Lauer-Ausfall: „Ich schicke Kunden zum Kollegen“ Carolin Ciulli, 19.07.2024 11:20 Uhr
Nur über die Notkasse kann Dr. Julia Sachse von der Phoenix-Apotheke in Mainz ihre Kundschaft versorgen. Der IT-Ausfall trifft auch ihren Betrieb und telefonische Bestellungen bei Phoenix seien nicht möglich. Deshalb verweist die Inhaberin bei E-Rezepten an eine andere Apotheke, die keine technischen Probleme hat.
Wie in vielen anderen Betrieben läuft auch bei Sachse heute nichts mehr. „Wir retten uns über die Notkasse, das ist von den Funktionen aber sehr rudimentär”, so die Apothekerin. Sie könne keine QR-Codes ausscannen, keine E-Rezepte bearbeiten und auch keine EC-Zahlungen vornehmen. „Wir können nichts nachbearbeiten oder löschen.“ Wenigstens funktioniere die Abgabe von OTC-Arzneimitteln und verschreibungspflichtigen Medikamenten, die vorrätig seien. Hilfreich sei auch, dass das Warenlager, Preise und Rabattverträge angezeigt würden.

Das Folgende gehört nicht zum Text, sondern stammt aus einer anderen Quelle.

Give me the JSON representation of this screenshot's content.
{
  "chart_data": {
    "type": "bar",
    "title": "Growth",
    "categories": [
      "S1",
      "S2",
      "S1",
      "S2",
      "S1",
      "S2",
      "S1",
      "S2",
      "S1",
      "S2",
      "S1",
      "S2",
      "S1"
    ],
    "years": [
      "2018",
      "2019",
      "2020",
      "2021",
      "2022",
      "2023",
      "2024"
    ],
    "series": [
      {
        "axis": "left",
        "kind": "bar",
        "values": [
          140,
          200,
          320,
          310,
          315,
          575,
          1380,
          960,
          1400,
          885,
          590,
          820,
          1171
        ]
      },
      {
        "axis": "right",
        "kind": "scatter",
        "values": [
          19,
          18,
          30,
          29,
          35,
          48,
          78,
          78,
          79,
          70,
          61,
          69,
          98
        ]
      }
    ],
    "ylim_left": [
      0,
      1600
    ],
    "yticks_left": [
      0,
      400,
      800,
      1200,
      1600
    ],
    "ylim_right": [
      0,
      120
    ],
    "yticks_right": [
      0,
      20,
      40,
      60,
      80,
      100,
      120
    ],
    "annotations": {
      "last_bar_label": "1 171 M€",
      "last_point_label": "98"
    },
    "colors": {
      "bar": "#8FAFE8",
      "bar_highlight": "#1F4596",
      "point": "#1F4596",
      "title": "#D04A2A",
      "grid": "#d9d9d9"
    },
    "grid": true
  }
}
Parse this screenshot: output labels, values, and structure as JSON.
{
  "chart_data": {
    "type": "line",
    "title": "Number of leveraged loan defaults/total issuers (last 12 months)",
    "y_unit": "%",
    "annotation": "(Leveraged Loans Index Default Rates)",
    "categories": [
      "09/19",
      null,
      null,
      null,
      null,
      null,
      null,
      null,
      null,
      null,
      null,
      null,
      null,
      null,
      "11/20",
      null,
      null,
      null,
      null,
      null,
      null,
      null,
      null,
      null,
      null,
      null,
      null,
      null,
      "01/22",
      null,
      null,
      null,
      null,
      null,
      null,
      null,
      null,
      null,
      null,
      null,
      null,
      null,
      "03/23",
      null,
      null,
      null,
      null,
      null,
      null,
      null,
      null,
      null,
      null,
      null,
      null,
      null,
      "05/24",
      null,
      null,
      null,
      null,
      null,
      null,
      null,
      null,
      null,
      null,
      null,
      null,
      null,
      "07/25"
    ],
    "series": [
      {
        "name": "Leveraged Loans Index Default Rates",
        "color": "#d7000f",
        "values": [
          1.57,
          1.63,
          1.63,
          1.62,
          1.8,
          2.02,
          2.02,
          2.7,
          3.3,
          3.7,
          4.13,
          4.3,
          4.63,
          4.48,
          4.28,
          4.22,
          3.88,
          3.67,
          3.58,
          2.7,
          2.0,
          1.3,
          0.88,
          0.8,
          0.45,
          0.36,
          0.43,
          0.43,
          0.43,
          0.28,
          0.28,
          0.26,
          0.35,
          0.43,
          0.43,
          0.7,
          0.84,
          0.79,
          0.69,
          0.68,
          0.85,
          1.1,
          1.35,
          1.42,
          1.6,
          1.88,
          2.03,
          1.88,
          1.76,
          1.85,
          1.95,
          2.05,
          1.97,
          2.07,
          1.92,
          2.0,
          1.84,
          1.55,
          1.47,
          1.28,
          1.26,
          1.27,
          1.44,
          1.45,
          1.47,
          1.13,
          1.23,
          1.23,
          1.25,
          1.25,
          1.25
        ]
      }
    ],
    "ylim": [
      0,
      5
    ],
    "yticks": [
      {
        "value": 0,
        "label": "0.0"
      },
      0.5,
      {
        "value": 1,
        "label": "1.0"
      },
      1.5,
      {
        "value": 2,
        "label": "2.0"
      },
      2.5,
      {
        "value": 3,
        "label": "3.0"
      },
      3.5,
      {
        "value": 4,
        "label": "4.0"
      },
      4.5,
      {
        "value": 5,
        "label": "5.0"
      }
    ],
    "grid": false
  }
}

Notlösung für Bestellungen
Da sie auch nicht bei Phoenix bestellen könne, hat sie sich ein System überlegt: Als Notlösung hat die Inhaberin drei rote Kästchen aufgestellt. In dem einen landeten verbuchte und abgeholte Bestellungen. In einem weiteren würden nicht verbuchte, aber abgeholte abgelegt und im dritten würden QR-Code-Schnipsel oder -Kopien gesammelt. Doch bei digitalen E-Rezepten muss sie passen. „Ich schicke die Kunden dann zum Kollegen“, sagt sie. Man müsse der Kundschaft eine Lösung eröffnen.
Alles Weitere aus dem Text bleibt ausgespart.